Running mvn install
will solve your problem, but then you are solving it manually. It creates many complications when your projects change. What you need is a pom.xml that makes references to your sub projects:
<project
xmlns="http://maven.apache.org/POM/4.0.0"
xmlns:xsi="http://www.w3.org/2001/XMLSchema-instance"

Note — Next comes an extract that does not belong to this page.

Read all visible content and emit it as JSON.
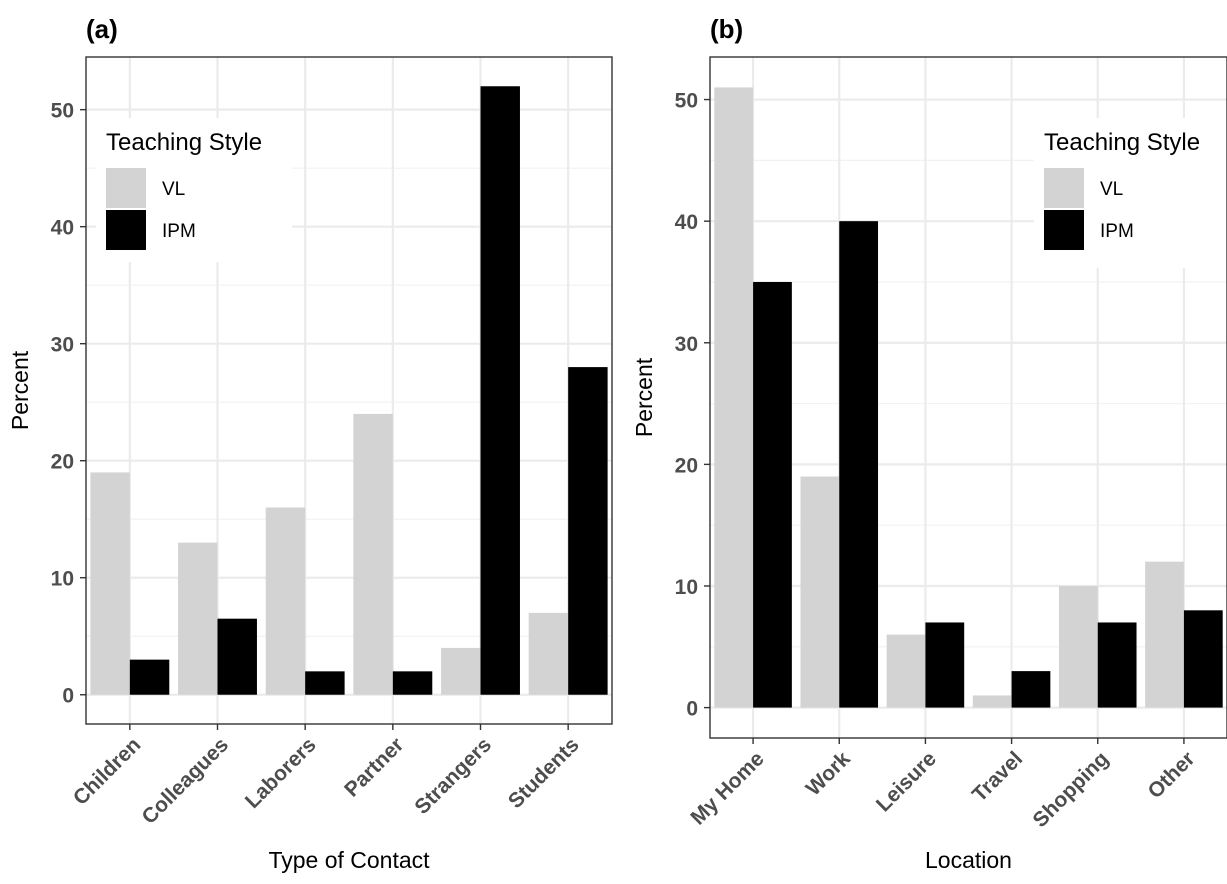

xsi:schemaLocation="http://maven.apache.org/POM/4.0.0 http://maven.apache.org/xsd/maven-4.0.0.xsd"
>
<modelVersion>4.0.0</modelVersion>
<groupId>X</groupId>
<artifactId>X</artifactId>
<version>0.1</version>
<name>X</name>
<packaging>pom</packaging>
<modules>
<module>project_A</module>
<module>project_B</module>
<module>project_C</module>
</modules>
<build>
<defaultGoal>package</defaultGoal>
<pluginManagement>
<plugins>
<plugin>
<artifactId>maven-assembly-plugin</artifactId>
<version>2.3</version>
<configuration>
<descriptors>
<descriptor>src/assemble/bin.xml</descriptor>
</descriptors>
</configuration>
</plugin>
</plugins>
</pluginManagement>
</build>
</project>
Put this in a directory that contains those 3 directories in which each of your projects are. Then you can call mvn clean package
on this directory and Maven will magically solve the problem for you, building each project in the right order and making one project available to the others if there are dependencies.
BONUS: On the example above I am also adding a reference to a Maven Assemble, which you can use to pack all your projects into a single distribution.